Perhaps the final piece of the puzzle in my zeal for solo hunting has to do with the risk itself. There is something very basic about going into the wilderness alone where you are responsible for your well being and where each and every decision could have life or death consequences.

When you are in the pitch dark woods deep in the Yolla Bollies armed only with a bow and a bear starts ripping apart a fallen tree looking for an insect appetizer less than a hundred yards from your tarp shelter, a switch is throne and something inside of you changes. Especially when you illuminate said bear in the beam or your headlamp and yell at him only to have him pay you zero attention.
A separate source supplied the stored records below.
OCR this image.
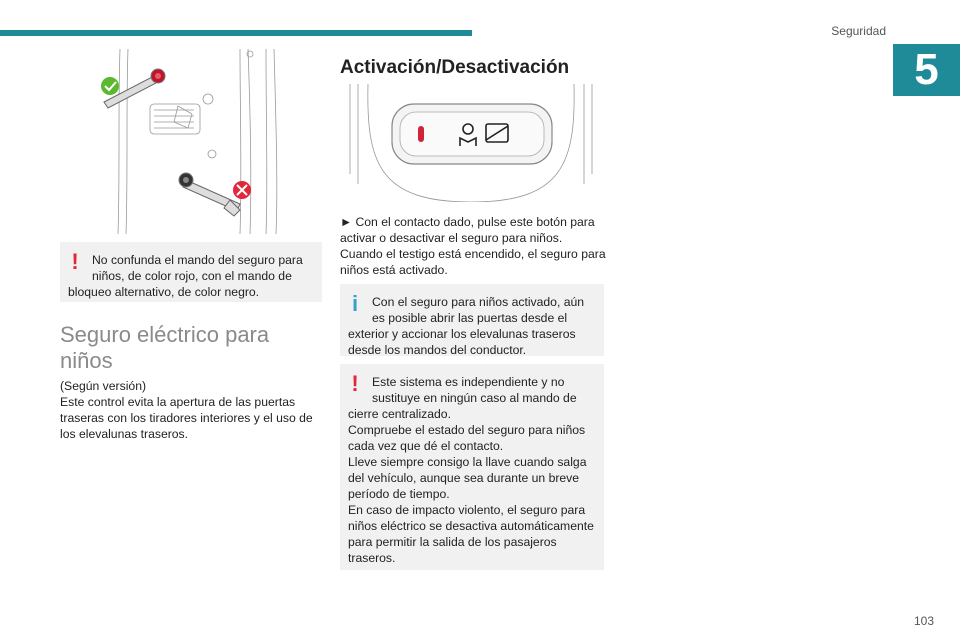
Seguridad
5
!	No confunda el mando del seguro para niños, de color rojo, con el mando de

bloqueo alternativo, de color negro.

Seguro eléctrico para
niños

(Según versión)

Este control evita la apertura de las puertas traseras con los tiradores interiores y el uso de los elevalunas traseros.

Activación/Desactivación

► Con el contacto dado, pulse este botón para activar o desactivar el seguro para niños.

Cuando el testigo está encendido, el seguro para niños está activado.

i	Con el seguro para niños activado, aún es posible abrir las puertas desde el

exterior y accionar los elevalunas traseros desde los mandos del conductor.

!	Este sistema es independiente y no sustituye en ningún caso al mando de

cierre centralizado.

Compruebe el estado del seguro para niños cada vez que dé el contacto.

Lleve siempre consigo la llave cuando salga del vehículo, aunque sea durante un breve período de tiempo.

En caso de impacto violento, el seguro para niños eléctrico se desactiva automáticamente para permitir la salida de los pasajeros traseros.

103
“He knows I’m here, but doesn’t care. If he gets aggressive when do I shoot,” your mind races as you kneel at the edge of the tarp, arrowed knocked, ready to rock and roll…

Going solo and over coming the inherent challenges and risks is profoundly satisfying to me. I accept and own the risks. I would never advise anyone to do what I do, but I know there are plenty of guys out there that do and feel much the same as I do. When they read this piece they too will feel a jolt of excitement deep inside that can’t be described, only experienced.

As a hunter I’ve always been wiling to go to the edge and beyond. When you meet someone of a similar mindset it’s funny how quickly you can recognize it in them.

For many hunting is exclusively a group activity where camaraderie is a key component of overall success. I get it and I enjoy hunting with buddies, but for some of us hunting in its purest form means going into the natural world alone.

 I’ve long said that when I go into the woods hunting alone, I’m not hunting a target species or animal as much as I’m hunting myself…testing myself against the game and the environment. For some, the highest level of success can only come when the challenge is intertwined with risk.